Valor Econômico, 28/04/2020, Brasil, p. A3
Sem auxílio da União, Rio pode ter crise em junho
Rodrigo Carro
Num cenário sem qualquer recomposição de receita ou outro auxílio financeiro da União, o governo fluminense teria dificuldade para honrar obrigações financeiras com fornecedores ainda em junho e poderia, em último caso, atrasar o pagamento do funcionalismo em julho. Em abril, a arrecadação tributária do Estado do Rio de Janeiro apresentou queda até agora de 20%, uma perda de R$ 710 milhões em relação ao mesmo mês de 2019, segundo dados da Fazenda estadual.
“A arrecadação [de abril] se refere a fatos geradores ocorridos em março. E metade do mês [de março] foi normal”, explica Luiz Claudio Rodrigues de Carvalho, titular da Fazenda fluminense, referindo-se ao início da quarentena, na segunda quinzena de março. Em maio, portanto, o efeito pleno da desaceleração econômica decorrente da pandemia seria sentido integralmente.
O fluxo de caixa passaria a ser negativo a partir do início de junho. “Se a arrecadação que entra em 10 de junho vier 30% menor, isto travaria o pagamento dos fornecedores”, sustenta Carvalho. A maior parte da arrecadação de ICMS entra nos cofres estaduais no dia 10 por causa do calendário tributário, que concentra o vencimento do imposto da maior parte das categorias de atividade econômica nesta data. O Comitê Nacional de Secretários Estaduais de Fazenda (Comsefaz) projeta uma queda de 20% a 30% na receita de ICMS para este mês. E de 30% a 40% para maio.
Carvalho faz questão de frisar que a “prioridade absoluta” é a quitação da folha de pagamento e que atrasos só aconteceriam em último caso. Na administração anterior à do governador Wilson Witzel (PSC), os atrasos de salários começaram em 2016 e se estenderam até o fim de 2018, o que contribuiu para corroer a popularidade do então governador Luiz Fernando Pezão.
O Estado do Rio tem em sua folha de pagamento 441,1 mil servidores, entre ativos (189,6 mil), aposentados (163 mil) e pensionistas (88,4 mil). O valor líquido da folha é de aproximadamente R$ 2,3 bilhões, sendo que cerca de R$ 1 bilhão é destinado aos funcionários na ativa, e R$ 1,3 bilhão, para os inativos.
A arrecadação tributária do Estado do Rio gira em torno de R$ 4 bilhões mensais. Uma perda hipotética de 30% derrubaria a receita para um patamar de R$ 2,8 bilhões. “Estaríamos [neste caso] numa situação absolutamente estrangulada”, afirma Carvalho, acrescentando que este valor teria de cobrir também o pagamento dos duodécimos (parcelas mensais) aos poderes Legislativo e Judiciário.
O Estado do Rio pleiteia uma transferência direta de R$ 10 bilhões do governo federal a fundo perdido. O secretário estadual de Fazenda argumenta que, se não houver recomposição de receitas tributárias ou outra forma de socorro financeiro, não só o Rio de Janeiro mas todos os outros Estados vão quebrar.

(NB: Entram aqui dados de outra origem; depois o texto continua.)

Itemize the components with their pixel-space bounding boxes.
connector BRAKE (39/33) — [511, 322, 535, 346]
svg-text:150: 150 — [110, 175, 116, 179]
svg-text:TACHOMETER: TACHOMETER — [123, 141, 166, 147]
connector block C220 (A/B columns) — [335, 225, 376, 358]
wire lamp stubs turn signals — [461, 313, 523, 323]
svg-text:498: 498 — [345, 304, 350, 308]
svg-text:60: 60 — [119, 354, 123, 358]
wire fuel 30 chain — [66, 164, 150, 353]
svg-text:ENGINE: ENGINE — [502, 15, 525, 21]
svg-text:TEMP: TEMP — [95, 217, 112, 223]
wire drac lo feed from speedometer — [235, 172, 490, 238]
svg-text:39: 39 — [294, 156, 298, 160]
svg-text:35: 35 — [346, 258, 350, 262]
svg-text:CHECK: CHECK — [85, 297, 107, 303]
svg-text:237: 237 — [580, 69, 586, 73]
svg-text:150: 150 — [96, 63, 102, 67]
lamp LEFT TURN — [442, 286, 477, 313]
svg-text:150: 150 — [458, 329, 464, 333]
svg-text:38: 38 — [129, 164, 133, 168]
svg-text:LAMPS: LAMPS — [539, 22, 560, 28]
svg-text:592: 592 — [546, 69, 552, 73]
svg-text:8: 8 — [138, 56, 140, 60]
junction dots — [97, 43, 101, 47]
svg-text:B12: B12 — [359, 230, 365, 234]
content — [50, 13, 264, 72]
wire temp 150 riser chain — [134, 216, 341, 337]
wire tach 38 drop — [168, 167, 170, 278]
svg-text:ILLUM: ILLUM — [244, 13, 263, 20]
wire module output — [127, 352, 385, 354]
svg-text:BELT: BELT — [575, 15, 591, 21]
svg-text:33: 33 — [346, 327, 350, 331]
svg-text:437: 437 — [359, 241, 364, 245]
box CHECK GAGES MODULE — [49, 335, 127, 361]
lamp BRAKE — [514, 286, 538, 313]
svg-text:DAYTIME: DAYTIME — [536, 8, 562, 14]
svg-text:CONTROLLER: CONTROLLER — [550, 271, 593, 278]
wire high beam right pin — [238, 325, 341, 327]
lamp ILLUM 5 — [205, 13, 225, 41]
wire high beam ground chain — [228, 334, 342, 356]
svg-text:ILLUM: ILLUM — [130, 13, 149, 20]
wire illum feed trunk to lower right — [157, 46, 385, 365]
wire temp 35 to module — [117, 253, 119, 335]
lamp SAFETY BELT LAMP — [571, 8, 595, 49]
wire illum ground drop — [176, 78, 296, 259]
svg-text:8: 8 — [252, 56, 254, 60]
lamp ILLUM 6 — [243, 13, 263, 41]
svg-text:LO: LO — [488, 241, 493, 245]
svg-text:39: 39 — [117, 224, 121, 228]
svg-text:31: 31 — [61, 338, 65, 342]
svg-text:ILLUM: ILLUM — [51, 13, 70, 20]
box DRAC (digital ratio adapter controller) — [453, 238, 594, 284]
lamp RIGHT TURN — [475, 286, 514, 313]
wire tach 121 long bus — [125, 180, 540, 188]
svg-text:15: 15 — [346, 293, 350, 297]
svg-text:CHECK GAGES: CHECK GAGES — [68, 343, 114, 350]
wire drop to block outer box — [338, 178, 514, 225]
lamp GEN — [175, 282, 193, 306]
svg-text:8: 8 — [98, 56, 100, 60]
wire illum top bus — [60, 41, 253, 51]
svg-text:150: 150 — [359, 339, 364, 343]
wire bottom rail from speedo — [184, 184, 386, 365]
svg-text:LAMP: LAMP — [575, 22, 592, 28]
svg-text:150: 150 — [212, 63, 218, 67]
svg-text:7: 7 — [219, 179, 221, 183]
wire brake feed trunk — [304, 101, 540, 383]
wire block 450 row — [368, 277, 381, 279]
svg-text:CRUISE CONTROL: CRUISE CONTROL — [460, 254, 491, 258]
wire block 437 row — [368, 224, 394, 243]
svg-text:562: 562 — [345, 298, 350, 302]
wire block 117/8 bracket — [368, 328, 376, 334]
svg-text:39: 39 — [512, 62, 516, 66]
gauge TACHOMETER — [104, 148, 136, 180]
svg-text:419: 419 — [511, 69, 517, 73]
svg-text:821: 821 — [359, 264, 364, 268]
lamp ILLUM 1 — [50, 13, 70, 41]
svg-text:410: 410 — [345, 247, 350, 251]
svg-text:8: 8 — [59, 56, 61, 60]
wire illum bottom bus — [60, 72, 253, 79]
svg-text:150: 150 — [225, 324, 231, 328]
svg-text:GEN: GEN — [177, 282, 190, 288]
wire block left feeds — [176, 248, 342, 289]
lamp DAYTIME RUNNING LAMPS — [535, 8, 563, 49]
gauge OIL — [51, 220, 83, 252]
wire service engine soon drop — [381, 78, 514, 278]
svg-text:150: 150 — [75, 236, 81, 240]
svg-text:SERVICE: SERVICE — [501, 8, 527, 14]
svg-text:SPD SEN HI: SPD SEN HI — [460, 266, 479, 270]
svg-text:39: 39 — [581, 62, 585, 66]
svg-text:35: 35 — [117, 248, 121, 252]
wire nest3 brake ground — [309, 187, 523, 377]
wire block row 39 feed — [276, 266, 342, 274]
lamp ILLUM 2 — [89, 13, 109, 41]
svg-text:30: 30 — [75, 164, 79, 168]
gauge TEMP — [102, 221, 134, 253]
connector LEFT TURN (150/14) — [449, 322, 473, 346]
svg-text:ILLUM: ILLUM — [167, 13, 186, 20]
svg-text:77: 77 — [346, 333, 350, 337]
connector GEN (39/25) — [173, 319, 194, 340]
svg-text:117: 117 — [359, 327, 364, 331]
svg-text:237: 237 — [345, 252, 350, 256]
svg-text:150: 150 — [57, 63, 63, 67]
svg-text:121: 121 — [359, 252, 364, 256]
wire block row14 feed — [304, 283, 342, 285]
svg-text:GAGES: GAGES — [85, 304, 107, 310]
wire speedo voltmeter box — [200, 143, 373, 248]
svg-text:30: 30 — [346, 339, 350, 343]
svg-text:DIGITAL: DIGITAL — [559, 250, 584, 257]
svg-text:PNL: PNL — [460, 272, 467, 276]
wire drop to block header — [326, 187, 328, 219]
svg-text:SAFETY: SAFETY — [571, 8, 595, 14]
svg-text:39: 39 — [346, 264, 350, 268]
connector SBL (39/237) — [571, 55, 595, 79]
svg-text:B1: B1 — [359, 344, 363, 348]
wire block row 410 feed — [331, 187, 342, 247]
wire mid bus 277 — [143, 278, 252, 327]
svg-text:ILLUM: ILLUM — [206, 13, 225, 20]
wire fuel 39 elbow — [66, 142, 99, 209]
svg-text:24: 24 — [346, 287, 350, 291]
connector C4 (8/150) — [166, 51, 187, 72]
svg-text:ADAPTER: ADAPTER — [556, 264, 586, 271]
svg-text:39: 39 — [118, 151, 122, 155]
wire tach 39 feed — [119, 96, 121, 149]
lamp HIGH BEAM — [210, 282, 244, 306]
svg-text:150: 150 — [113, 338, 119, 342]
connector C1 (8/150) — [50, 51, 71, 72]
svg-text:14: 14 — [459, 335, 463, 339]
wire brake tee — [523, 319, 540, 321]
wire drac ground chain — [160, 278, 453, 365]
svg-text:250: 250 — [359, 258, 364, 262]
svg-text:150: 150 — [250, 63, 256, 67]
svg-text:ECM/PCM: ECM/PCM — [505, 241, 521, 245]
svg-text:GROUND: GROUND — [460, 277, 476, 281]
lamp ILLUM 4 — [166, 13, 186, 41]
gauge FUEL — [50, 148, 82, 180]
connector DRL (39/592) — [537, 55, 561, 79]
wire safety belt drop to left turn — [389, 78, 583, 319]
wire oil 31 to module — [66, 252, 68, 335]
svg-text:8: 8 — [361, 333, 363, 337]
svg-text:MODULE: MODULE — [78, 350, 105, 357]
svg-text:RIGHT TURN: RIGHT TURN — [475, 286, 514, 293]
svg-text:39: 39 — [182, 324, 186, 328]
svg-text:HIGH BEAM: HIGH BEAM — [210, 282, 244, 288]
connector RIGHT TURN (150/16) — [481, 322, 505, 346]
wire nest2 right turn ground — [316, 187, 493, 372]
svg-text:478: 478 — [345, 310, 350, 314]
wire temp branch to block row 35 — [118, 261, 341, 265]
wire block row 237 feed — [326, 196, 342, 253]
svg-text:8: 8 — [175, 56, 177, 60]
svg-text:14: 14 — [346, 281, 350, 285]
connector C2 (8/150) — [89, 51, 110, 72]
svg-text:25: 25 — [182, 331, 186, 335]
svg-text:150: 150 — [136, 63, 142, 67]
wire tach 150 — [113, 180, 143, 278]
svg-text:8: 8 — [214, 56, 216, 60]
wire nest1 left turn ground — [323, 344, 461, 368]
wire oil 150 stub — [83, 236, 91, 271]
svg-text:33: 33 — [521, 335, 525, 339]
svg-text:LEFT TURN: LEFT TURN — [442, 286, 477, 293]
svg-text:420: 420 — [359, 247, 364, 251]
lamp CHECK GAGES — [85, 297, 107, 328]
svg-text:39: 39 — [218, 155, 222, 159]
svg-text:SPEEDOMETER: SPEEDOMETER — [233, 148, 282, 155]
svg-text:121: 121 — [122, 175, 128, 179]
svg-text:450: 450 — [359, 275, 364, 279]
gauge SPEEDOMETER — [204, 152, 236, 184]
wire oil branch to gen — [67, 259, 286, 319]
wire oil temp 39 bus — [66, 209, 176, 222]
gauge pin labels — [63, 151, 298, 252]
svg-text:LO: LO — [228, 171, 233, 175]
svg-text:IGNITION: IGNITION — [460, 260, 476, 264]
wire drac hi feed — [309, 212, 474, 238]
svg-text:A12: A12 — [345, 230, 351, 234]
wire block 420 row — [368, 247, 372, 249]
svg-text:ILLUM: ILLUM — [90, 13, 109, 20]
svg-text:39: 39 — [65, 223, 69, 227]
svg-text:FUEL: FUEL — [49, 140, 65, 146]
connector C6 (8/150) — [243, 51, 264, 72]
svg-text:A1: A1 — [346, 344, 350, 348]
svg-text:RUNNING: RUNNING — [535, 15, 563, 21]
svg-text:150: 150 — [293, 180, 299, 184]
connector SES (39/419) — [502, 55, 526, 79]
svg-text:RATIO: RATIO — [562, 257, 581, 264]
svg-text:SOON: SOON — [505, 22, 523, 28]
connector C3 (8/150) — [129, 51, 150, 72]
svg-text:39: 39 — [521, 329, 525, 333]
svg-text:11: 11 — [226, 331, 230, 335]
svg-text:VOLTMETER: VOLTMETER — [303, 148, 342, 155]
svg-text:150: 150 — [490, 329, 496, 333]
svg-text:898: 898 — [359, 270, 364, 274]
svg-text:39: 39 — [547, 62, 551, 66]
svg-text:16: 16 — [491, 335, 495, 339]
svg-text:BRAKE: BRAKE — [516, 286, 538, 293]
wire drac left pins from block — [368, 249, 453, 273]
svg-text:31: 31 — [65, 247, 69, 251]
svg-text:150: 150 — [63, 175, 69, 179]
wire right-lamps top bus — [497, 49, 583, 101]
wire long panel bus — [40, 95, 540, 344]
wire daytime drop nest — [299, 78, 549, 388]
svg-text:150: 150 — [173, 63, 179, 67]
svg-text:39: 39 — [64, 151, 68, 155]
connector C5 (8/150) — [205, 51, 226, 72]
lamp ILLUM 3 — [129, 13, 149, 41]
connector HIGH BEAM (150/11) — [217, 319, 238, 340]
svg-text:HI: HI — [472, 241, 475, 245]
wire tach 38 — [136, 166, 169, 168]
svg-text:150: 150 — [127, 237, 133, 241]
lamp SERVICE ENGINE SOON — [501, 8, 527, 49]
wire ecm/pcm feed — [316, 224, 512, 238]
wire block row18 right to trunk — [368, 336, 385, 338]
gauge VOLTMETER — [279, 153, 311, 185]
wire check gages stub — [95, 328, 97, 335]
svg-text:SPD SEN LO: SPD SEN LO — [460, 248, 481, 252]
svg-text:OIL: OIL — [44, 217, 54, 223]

Esta seria, segundo ele, uma terceira onda da crise provocada pelo avanço do novo coronavírus. A primeira seria a crise sanitária propriamente dita. A segunda, a desaceleração econômica e o fechamento de empresas. A terceira onda seria provocada pelo colapso financeiro dos Estados.
O Estado chegou a registrar em março aumento na receita consolidada de ICMS, ante igual mês de 2019. No Rio, não há prazo estipulado para o fim do isolamento social. O governador Witzel afirmou na semana passada que a reabertura gradual da economia só ocorrerá após implantação de hospitais de campanha e análise técnica da Secretaria estadual de Saúde.